Der Verstoß gegen das Grundgesetz ist amtlich. Als Bundeskanzlerin hätte Angela Merkel nicht tun dürfen, was sie als CDU-Funktionärin durfte: die Rücknahme der Wahl des FDP-Mannes Thomas Kemmerich zum Ministerpräsidenten von Thüringen mit Hilfe von AfD-Stimmen zu fordern (2020). Doch ist diese Trennung, die das Bundesverfassungsgericht hohen Amtsträgern nun noch einmal eindeutig auferlegt, nicht realitätsfern? Und wissen die Wähler:innen solche Äußerungen nicht sehr wohl einzuordnen? Das sagen die Kommentatoren der Tagespresse: 

Die Entscheidung des Zweiten Senats kommt zu einer ungewöhnlichen Zeit. Mittlerweile wird die AfD vom Bundesverfassungsschutz beobachtet. Die Partei, das darf auch nicht vergessen werden, ist mehrfach auch in Karlsruhe gescheitert. Gerade aber in der fragilen Zeit eines ausfransenden, nicht mehr genau zuzuordnenden Extremismus, in der sich verfassungsfeindliche 'Querdenker' und Freunde des russischen Angriffskriegs mischen, pocht das Verfassungsgericht auf Neutralität der Amtsträger und Chancengleichheit der politischen Parteien. Jenes Gericht also, das gern als politisches Regierungsorgan verspottet wird. Gerade diese Rechtsprechung kann sich als Stabilitätsanker erweisen. In Zeiten großer und lagerübergreifender Koalitionen droht unterzugehen, dass jede Partei einmal darauf angewiesen sein kann, vor dem Gesetz gleich behandelt zu werden. Bundeskanzlerin Merkel sagte damals, das sei ein "schlechter Tag für die Demokratie" gewesen. Daran hat sie ihren Anteil. Auch das darf sich nicht wiederholen.

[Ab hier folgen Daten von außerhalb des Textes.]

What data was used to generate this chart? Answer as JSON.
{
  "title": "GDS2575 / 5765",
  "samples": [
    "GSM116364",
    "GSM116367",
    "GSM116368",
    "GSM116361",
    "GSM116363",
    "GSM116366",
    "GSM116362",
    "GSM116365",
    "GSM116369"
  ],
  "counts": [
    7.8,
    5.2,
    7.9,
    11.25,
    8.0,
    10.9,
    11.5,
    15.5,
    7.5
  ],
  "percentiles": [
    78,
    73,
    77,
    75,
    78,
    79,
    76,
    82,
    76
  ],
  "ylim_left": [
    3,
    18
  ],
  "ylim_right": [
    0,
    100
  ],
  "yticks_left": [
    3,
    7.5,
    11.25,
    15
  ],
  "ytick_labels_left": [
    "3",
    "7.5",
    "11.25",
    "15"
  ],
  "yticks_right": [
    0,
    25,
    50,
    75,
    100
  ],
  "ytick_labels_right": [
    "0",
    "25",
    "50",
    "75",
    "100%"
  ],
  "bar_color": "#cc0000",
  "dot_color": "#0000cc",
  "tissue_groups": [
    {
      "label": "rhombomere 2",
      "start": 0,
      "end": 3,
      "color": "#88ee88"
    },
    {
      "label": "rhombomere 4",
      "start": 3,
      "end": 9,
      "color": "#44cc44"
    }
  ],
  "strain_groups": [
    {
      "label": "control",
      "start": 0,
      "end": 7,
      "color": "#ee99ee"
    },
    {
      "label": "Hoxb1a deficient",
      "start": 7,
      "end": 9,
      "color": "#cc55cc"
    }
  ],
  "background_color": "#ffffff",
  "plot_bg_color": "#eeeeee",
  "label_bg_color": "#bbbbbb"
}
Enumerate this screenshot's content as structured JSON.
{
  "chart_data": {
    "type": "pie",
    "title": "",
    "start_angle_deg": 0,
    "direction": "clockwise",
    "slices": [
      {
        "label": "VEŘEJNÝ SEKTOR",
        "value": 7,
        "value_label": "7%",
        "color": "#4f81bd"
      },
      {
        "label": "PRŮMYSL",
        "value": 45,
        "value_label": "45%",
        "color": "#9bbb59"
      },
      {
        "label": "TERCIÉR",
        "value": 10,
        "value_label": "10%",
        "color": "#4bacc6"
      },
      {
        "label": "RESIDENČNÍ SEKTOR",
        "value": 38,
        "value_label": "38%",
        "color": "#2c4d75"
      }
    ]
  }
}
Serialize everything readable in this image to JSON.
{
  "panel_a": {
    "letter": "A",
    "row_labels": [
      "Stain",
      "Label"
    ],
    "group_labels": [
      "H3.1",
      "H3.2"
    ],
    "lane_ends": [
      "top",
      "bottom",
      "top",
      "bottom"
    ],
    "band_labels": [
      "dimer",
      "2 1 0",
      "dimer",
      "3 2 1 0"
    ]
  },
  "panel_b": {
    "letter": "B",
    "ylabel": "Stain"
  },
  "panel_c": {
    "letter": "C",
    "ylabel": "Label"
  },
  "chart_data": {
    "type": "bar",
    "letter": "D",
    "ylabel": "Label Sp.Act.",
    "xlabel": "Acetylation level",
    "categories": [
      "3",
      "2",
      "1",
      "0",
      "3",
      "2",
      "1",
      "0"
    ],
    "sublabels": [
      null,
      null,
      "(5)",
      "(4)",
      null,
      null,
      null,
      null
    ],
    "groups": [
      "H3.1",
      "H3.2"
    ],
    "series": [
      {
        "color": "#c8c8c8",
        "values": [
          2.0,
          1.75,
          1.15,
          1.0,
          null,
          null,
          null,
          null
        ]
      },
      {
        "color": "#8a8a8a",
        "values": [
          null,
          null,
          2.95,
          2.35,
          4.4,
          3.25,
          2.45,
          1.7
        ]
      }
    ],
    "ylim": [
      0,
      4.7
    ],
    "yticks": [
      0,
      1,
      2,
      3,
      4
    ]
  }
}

"Süddeutsche Zeitung" (München):

Das Bundesverfassungsgericht attestiert der damaligen Bundeskanzlerin allen Ernstes eine Verletzung der Chancengleichheit der Parteien, weil sie angesichts der desaströsen Wahl des thüringischen Ministerpräsidenten im Februar 2020 das ausgesprochen hat, was jeder Demokrat und jede Demokratin dachte: 'Es war ein schlechter Tag für die Demokratie.' (...)  Das Bundesverfassungsgericht sollte sich schleunigst von der Idee verabschieden, Minister und Kanzlerinnen in neutralisierte Beamte verwandeln zu wollen. Denn die künstliche Aufspaltung der politischen Persönlichkeit in Amtsträgerin und Parteipolitikerin dürfte gerade denjenigen nicht nachvollziehbar erscheinen, die dadurch vor einseitiger Einflussnahme geschützt werden sollen – den Wählerinnen und Wählern. Sie haben längst begriffen, dass auch der Regierungsbetrieb parteipolitisch geprägt ist. Und dass eine CDU-Kanzlerin die AfD politisch bekämpft."

"Ein wenig realitätsfern"

"Freie Presse" (Chemnitz):

Ein wenig realitätsfremd wirkt das Urteil schon: Parteipolitisch dürfen Angela Merkel und andere Minister austeilen, was das Zeug hält und die Verfassung aushält. Sobald sie aber als Bundeskanzlerin oder als Minister sprechen, sollen sie beamtenhafte Neutralität wahren. Genau darauf zielte das Minderheitenvotum der Richterin Astrid Wallrabenstein. Die Wähler und Wählerinnen haben längst begriffen, dass der Regierungsbetrieb auch parteipolitisch getrieben ist."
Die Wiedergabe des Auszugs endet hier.